One of the incel’s main fixations concerns physical appearance. The incel’s mortal enemy (aside from women) is the “chad.” Chads are men that are considered to be conventionally attractive, well-built and worthy of a woman’s attention.
In the novel various chads appear, such as Thomassen, a new joiner at the company who is described as “superbly well-proportioned, and his face is incredibly handsome, sunny and radiant; you really have the impression of being in the presence of a superman, a demigod.”
The height and beauty of Thomassen embarrasses the toad-like Tisserand who blushes when he stands up to shake his hand and notices how Thomassen towers over him. At one point our narrator thinks “I even thought for a moment he was going to go for Thomassen’s throat; it was painful to see.”
The main plot revolves around a work trip in rural France, during which our narrator accompanies Tisserand to various bars and clubs and watches his futile attempts to attract women.
After dancing with a teenager in a nightclub who rejects his advances and ends up dancing with a man closer to her age, Tisserand, visibly shaken, is told by our narrator that “You have to resign yourself to the inevitable; such things are not for you.”
The next morning over a bowl of Nesquik, an exasperated Tisserand declares “Fuck it! I’m twenty-eight and still a virgin!”
Our narrator’s response to this admission is to praise Tisserand for not visiting sex-workers. But he reveals to the reader that “Just like unrestrained economic liberalism, and for similar reasons, sexual liberalism produces phenomena of absolute pauperisation.”
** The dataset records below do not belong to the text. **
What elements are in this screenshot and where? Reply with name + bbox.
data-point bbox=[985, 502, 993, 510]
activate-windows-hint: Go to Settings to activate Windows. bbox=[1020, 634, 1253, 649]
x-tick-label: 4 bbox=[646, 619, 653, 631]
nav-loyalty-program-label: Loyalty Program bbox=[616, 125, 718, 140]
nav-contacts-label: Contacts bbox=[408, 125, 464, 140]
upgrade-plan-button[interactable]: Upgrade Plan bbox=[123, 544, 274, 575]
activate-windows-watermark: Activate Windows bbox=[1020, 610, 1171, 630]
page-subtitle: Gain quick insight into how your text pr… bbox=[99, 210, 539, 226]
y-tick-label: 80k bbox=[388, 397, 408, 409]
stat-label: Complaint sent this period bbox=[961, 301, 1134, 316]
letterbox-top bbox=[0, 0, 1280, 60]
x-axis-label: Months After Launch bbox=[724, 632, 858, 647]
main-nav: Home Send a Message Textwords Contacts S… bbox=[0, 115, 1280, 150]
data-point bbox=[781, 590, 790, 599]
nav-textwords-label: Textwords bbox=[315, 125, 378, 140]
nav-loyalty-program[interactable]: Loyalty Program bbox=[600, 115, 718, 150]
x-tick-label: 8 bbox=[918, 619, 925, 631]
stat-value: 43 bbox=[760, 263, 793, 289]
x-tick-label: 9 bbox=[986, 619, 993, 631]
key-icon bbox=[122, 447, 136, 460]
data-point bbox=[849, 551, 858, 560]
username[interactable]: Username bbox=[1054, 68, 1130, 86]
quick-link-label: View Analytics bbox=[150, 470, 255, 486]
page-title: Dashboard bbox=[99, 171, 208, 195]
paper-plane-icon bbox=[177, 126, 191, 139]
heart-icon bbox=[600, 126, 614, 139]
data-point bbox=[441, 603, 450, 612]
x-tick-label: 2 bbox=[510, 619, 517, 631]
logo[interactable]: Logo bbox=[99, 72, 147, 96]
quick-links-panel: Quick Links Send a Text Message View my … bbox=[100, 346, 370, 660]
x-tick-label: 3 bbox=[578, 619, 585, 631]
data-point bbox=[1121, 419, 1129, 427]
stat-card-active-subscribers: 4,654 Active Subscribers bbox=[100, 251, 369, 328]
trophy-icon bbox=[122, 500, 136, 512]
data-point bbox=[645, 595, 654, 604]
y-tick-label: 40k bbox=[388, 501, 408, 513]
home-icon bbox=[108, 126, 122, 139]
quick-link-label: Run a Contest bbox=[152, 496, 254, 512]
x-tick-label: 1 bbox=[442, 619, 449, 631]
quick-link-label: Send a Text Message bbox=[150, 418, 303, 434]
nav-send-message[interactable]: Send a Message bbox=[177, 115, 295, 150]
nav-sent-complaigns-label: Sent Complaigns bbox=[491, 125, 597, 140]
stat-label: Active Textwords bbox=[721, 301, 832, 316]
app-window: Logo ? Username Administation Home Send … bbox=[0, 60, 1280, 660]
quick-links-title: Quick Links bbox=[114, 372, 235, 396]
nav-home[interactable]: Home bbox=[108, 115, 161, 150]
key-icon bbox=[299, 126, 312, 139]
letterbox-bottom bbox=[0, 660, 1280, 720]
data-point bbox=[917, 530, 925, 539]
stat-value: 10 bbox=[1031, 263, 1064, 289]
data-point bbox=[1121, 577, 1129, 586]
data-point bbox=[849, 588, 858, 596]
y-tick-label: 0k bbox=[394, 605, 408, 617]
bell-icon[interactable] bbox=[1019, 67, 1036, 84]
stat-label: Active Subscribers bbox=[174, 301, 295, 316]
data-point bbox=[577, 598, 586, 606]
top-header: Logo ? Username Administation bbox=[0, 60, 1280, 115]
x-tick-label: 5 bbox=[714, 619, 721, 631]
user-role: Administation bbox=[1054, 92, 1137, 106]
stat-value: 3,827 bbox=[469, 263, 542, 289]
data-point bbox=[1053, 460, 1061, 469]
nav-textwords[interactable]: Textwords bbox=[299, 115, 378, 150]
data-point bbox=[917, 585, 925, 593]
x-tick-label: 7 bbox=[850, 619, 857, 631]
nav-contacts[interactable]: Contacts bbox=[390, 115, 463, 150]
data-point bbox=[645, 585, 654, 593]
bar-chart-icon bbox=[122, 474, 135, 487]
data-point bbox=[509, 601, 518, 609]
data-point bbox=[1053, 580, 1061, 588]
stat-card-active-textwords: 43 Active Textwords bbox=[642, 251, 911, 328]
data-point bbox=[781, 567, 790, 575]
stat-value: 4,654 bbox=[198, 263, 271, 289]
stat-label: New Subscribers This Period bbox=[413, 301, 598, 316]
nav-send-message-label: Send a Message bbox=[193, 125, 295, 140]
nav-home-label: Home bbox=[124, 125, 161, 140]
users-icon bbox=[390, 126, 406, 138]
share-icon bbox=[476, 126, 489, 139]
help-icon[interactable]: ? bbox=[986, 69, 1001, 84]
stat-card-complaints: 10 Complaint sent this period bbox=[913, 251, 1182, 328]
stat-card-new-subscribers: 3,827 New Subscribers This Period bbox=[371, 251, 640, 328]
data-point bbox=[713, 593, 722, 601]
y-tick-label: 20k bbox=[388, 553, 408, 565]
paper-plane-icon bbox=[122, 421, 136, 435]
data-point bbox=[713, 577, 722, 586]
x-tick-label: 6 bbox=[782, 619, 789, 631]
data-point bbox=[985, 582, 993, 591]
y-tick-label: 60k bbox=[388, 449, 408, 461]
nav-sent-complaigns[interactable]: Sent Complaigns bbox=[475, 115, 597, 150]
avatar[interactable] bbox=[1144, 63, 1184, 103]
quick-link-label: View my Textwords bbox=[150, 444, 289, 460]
This “pauperisation” idea, that the chads get the girls while anyone deemed to be “Sub 8” (having physical features that put them below chads on the incel physical attractiveness scale) are some of the founding tenants of the current blackpill ideology that plagues the Internet today.
Near the novel’s end our narrator convinces Tisserand to stab a woman. He believes it is a just reaction to being excluded from the sexual marketplace.
The pair stalk a couple and watch them have sex on a deserted beach. But the killing doesn’t take place. Tisserand can’t go through with it, neither can our narrator who admits he could have killed them but “blood changes nothing.”
Houellebecq is obsessed with the idea of the sexual marketplace and sexual frustration. It appears in some form or other in all of his books. While he seems adept at analysing certain societal problems he does not offer any solutions. Like most novelists he is simply an observer of the times.
But he was prescient in his identification of this hateful, misogynistic breed of men. A group that is no longer satisfied with inhabiting the dark corners of the Internet, but which seeks to take revenge on the world it believes has shunned them.